1/52 Recipes: Creamy Sausage Parmesan Soup

At the end of the year I decided that one of my 2025 goals would be to try a new recipe every week. In addition to helping me get out of a cooking rut, I thought it would also give me something to blog about. Well, last weekend I made my first new recipe of the year. If you’re on Facebook, you have probably seen a recipe for Creamy Sausage Parmesan Soup on your feed. I have had it saved for a while and finally made a pot of it on Sunday. The recipe makes a HUGE pot, and the leftovers taste just as good (if not better) than the day it is made. Here’s the recipe with my adjustments:

Creamy Sausage Parmesan Soup
 
Ingredients:
1 lb Italian sausage, casings removed
1 tbsp olive oil
1 small onion, diced
2 cloves garlic, minced
1 can (14.5 oz) diced tomatoes, drained
1 box Green Giant frozen creamed spinach
4 cups chicken broth
1 cup half & half
1 cup small pasta (ditalini or elbow)
1 cup shredded Parmesan cheese
1/2 tsp dried basil
1/2 tsp dried oregano
Salt and pepper, to taste
 
Cook the Sausage in sausage in a large pan over medium heat.

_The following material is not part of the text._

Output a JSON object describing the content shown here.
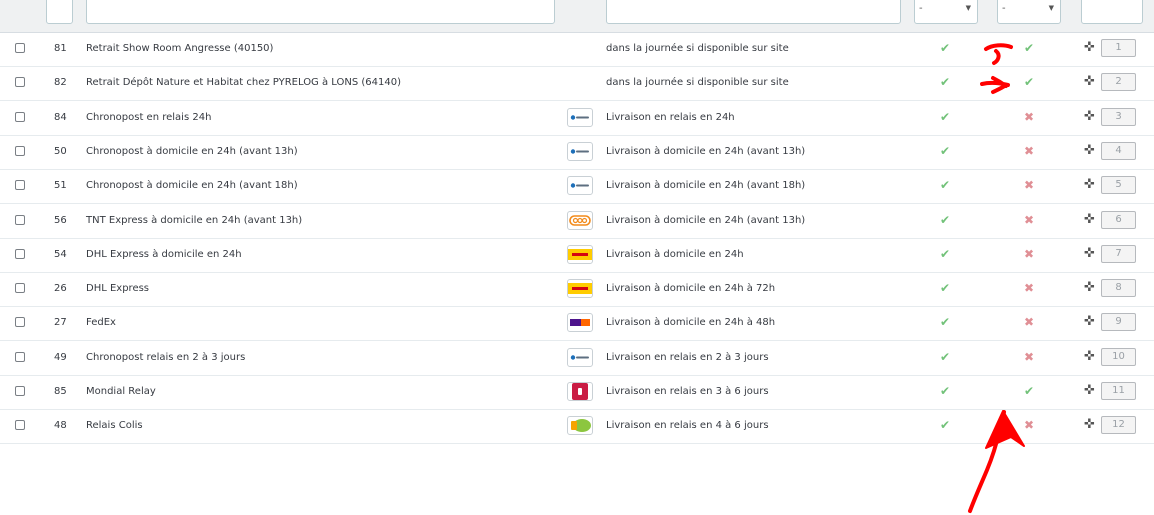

Meanwhile, heat the olive oil in a large pot over medium heat. Add the diced onion and minced garlic. Cook until the onion is translucent, about 3–4 minutes. Stir in the drained tomatoes and the frozen creamed spinach. Allow spinach to cook and then add chicken broth, dried basil & dried oregano. Bring the mixture to a boil, then reduce to a simmer. Add the cooked, drained sausage to the soup. Add the pasta to the boiling broth mixture and cook until it is al dente, approximately 8–10 minutes.
Reduce the heat to medium-low. Stir in the half & half and shredded Parmesan cheese. Season with salt and pepper to taste.